GSA / code-gov-api

API powering the code.gov source code harvester
http://code.gov
Other
53 stars 28 forks source link

Elastic search Indexing should use usageType for unique key or Globally Unique Identifier (GUID) #311

Closed RicardoAReyes closed 5 years ago

RicardoAReyes commented 5 years ago

DOE and SSA have presented Elastic search indexing issue in which repos as seem as duplicate on our platform as false positive.

DOE (@vowelllDOE, @IanLee1521) has multiple repos with the same title from the same organization version. The Code.gov harvesting process overrides existing repos with the same agency + organization + title to generate a unique key for the index.

Current Code.gov Elastic Search harvesting /indexing process: screen shot 2019-02-26 at 12 56 49 pm

DOE Example: doe-duplicate

DOE has recommended for Code.gov to address this use case scenario. It's my assumption that a potential business case could be for organizations to have one repo as Open Source for public consumption, and an alternative for internal use for production use. However, the agency has reported both repos since they could differ in source-code.

Recommendation 1: Introduce repo "usageType" as part of the Elastic Search unique key. screen shot 2019-02-26 at 1 07 51 pm

This solution would introduce the usageType on the code.gov repo URL. The solution could have the full usageType title or variable such as o = Open Source, g = Government Wide Reuse, e = exempt by x.

Recommendation 2: (long term solution) @SSAgov (SSA) has recommended that use a Globally Unique Identifier (GUID) for each repo. The Code.gov Metadata Schema 2.0.0 should introduce a new property for the agencies to enter a GUID for the repository.

Related Issue addressing repo duplicate count with agencies. https://github.com/GSA/code-gov-api/issues/310

@jcastle @saracope @AminPIC thoughts...?

vowelllDOE commented 5 years ago

I think it should also take "name" into consideration for this deduplication. Many sites uses a single landing page for access to multiple packages of various source codes. You can see this in the example above with https://ip.sandia.gov/contact.do.

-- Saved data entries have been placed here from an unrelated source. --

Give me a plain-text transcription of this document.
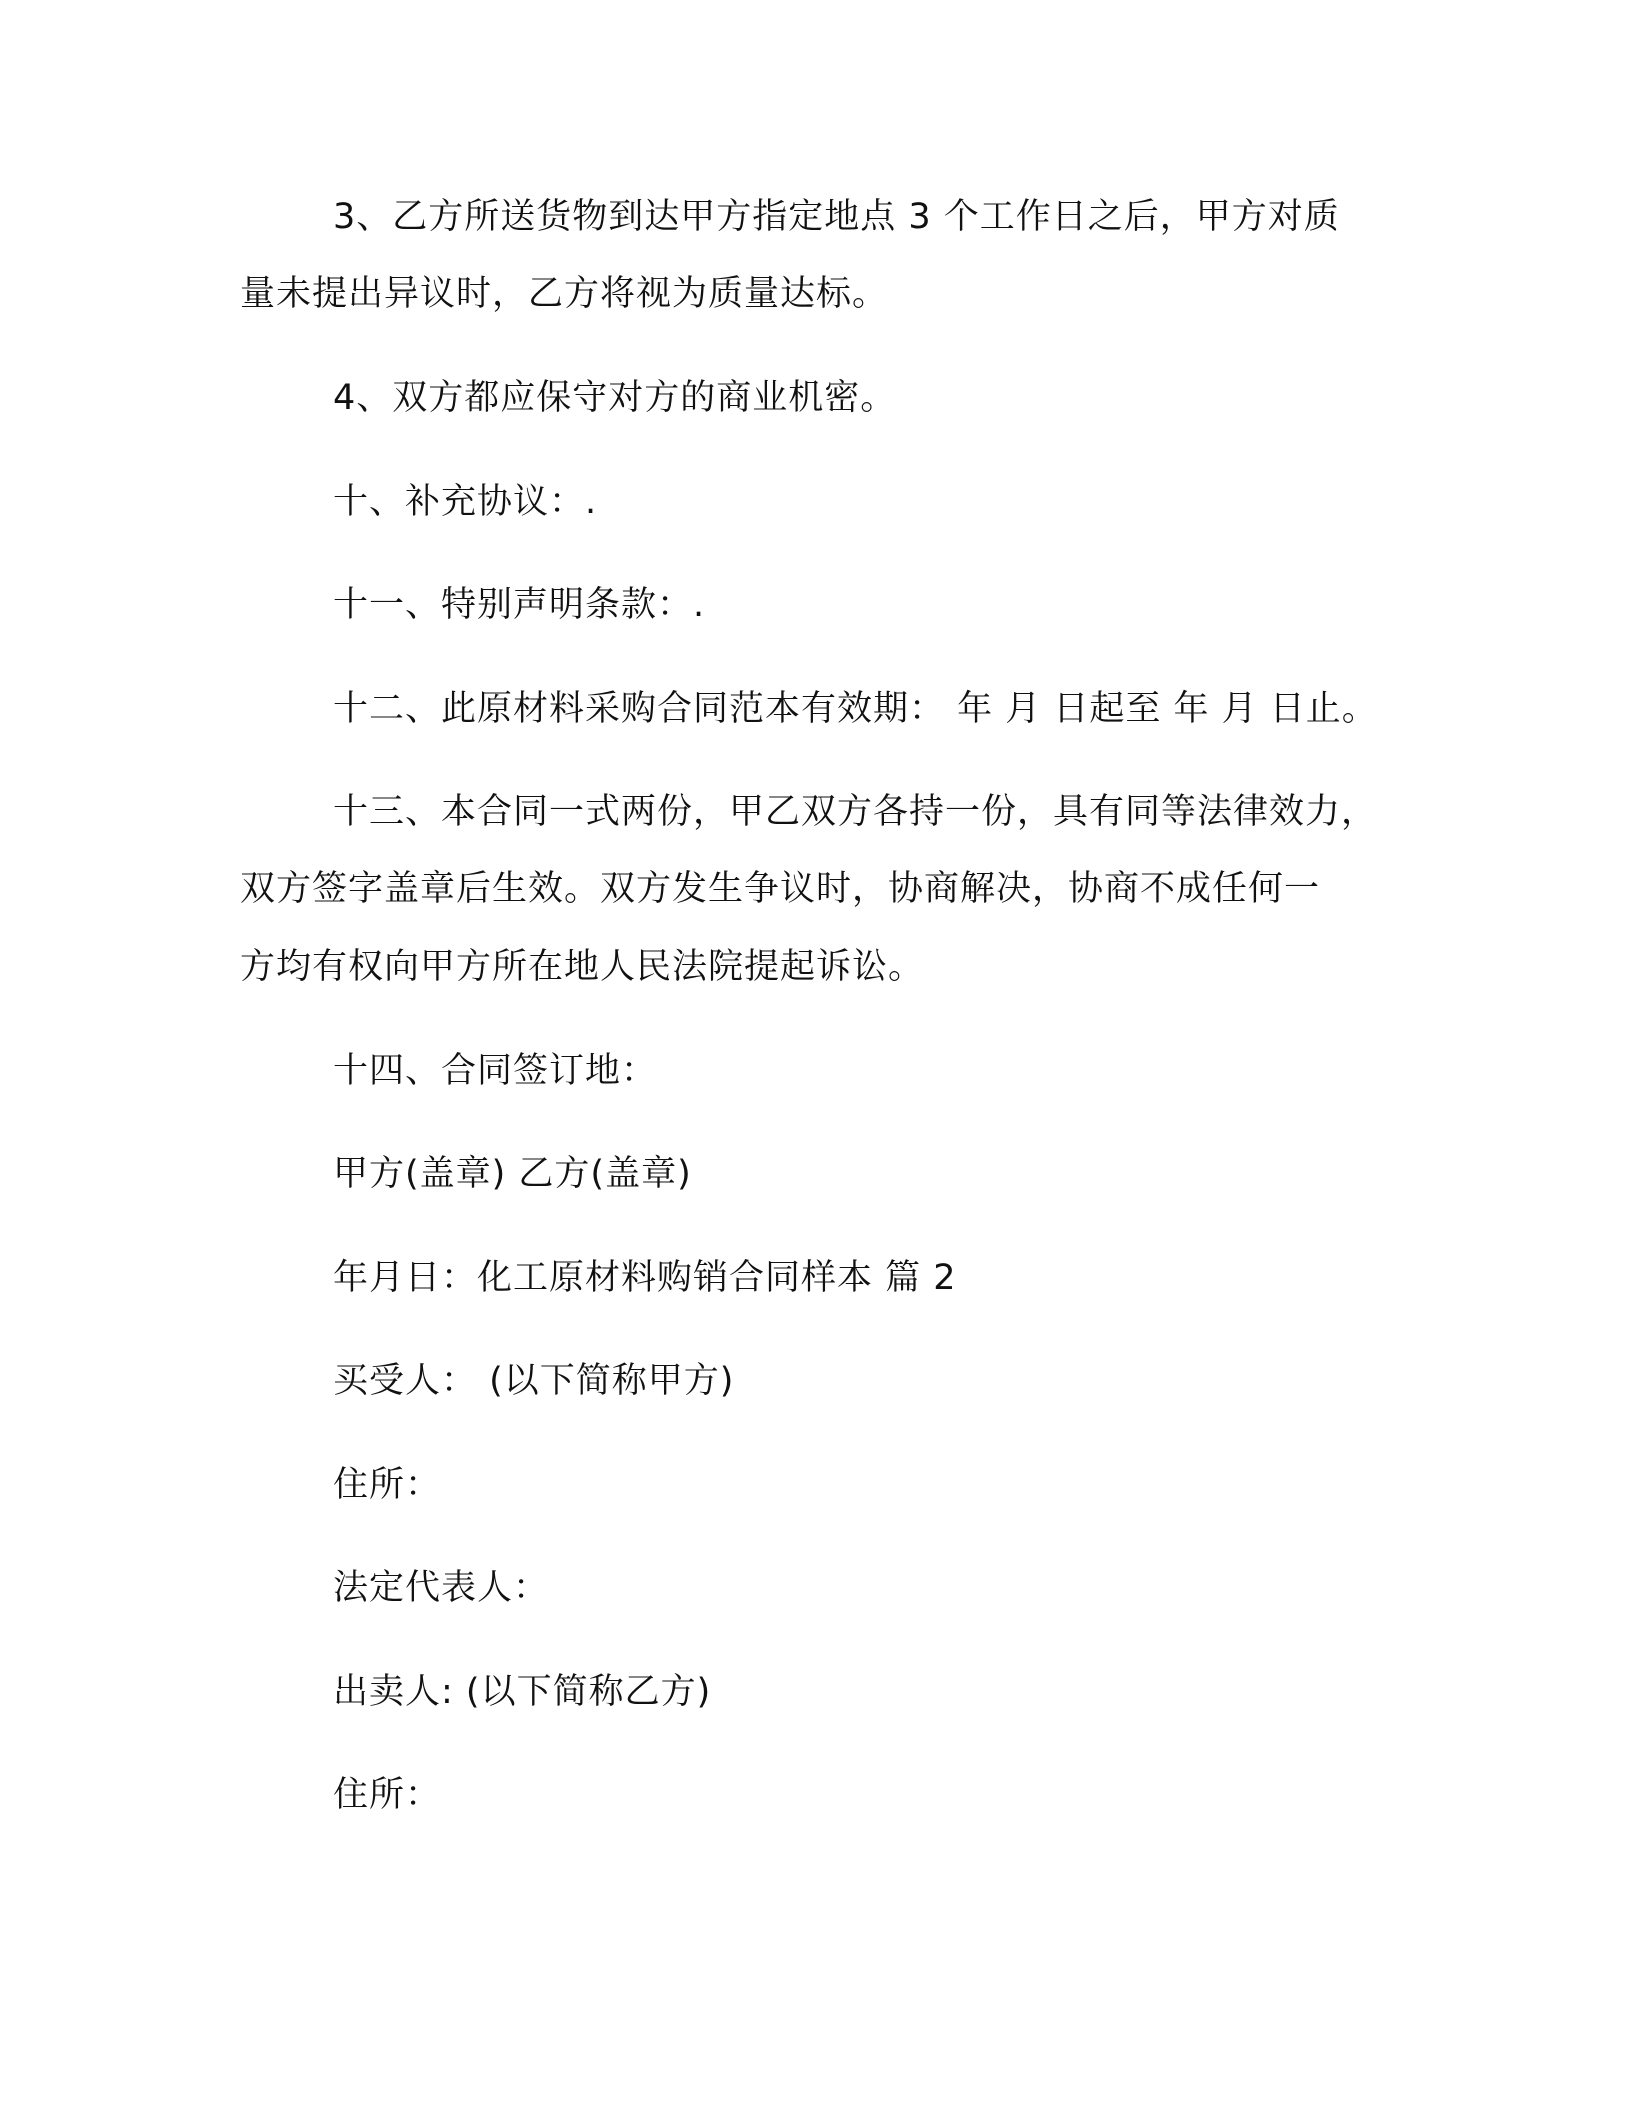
3、乙方所送货物到达甲方指定地点 3 个工作日之后，甲方对质
量未提出异议时，乙方将视为质量达标。
4、双方都应保守对方的商业机密。
十、补充协议：.
十一、特别声明条款：.
十二、此原材料采购合同范本有效期： 年 月 日起至 年 月 日止。
十三、本合同一式两份，甲乙双方各持一份，具有同等法律效力，
双方签字盖章后生效。双方发生争议时，协商解决，协商不成任何一
方均有权向甲方所在地人民法院提起诉讼。
十四、合同签订地：
甲方(盖章) 乙方(盖章)
年月日：化工原材料购销合同样本 篇 2
买受人： (以下简称甲方)
住所：
法定代表人：
出卖人: (以下简称乙方)
住所：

Those two packages are completely different, they just share the same URL.

RicardoAReyes commented 5 years ago

@vowelllDOE the process does use the repo name (title) into consideration already. It's variable that is being used to help identify duplicates from the same organization.

vowelllDOE commented 5 years ago

@RicardoAReyes then I'm confused how the example you have above is a dupe

bjbhatt commented 5 years ago

@RicardoAReyes even after including UsageType for DOE, I'm still finding 18 duplicates (e.g. record at position 371 still matches position 260)

bjbhatt commented 5 years ago

@vowelllDOE when generating a Unique ID for a repo record, the system currently, as programmed, uses combination of Agency + Organization + Name

Example: agency: DOE organization: Lawrence Livermore National Laboratory (LLNL) name: AMPE Unique Id (generated): doe_lawrence_livermore_national_laboratory_llnl_ampe

vowelllDOE commented 5 years ago

@bjbhatt

Please forgive my ignorance, then how do these duplicate?

image

and @RicardoAReyes keeps mentioning the repo url in the dupe check

bjbhatt commented 5 years ago

@vowelllDOE

I think there is a confusion. there are two distinct issues.

  1. Unique Key generation: where Agency+Organization+Name matches another record (see record 371 and 260 in your code.json file - zero-based). This is a technical issue, where the previous record gets overwritten by the newer one. Looking at the data further, even if we include UsageType we would still have duplicates.
  2. A repositoryURL for an "openSource" project matches another repositoryURL (see record 141 and 129 in your code.json file - zero-based). This is NOT a technical issue but "should this be the case"
vowelllDOE commented 5 years ago

@bjbhatt

For #2, yes that should be the case. As described above Many sites uses a single landing page for access to multiple packages of various source codes. You can see this in the example above with https://ip.sandia.gov/contact.do. Those two packages are completely different, they just share the same URL.

bjbhatt commented 5 years ago

@vowelllDOE

1 - We are talking internally to figure out a solution for generating unique id differently, will keep you posted. After adding UsageType as a part of the key, combination of Agency+Organization+Name+UsageType should be unique, do you concur?

2 - understood, this was just an FYI that are repositoryURLs which matches other repo's URL, if there is a business case for it, it is perfectly fine by us.

IanLee1521 commented 5 years ago

@bjbhatt -- Can you provide a link / list / report of the unique IDs for all of (18 it sounds like?) duplicated agency+org+repo_names ?

bjbhatt commented 5 years ago

@IanLee1521 here it is. DOE-duplicateName.json.txt It is a JSON file and position is zero-based.

Also attached is the DOE's code.json file that we retrieved. DOE.code.json.txt

bjbhatt commented 5 years ago

This issue is resolved and should be closed @RicardoAReyes @saracope.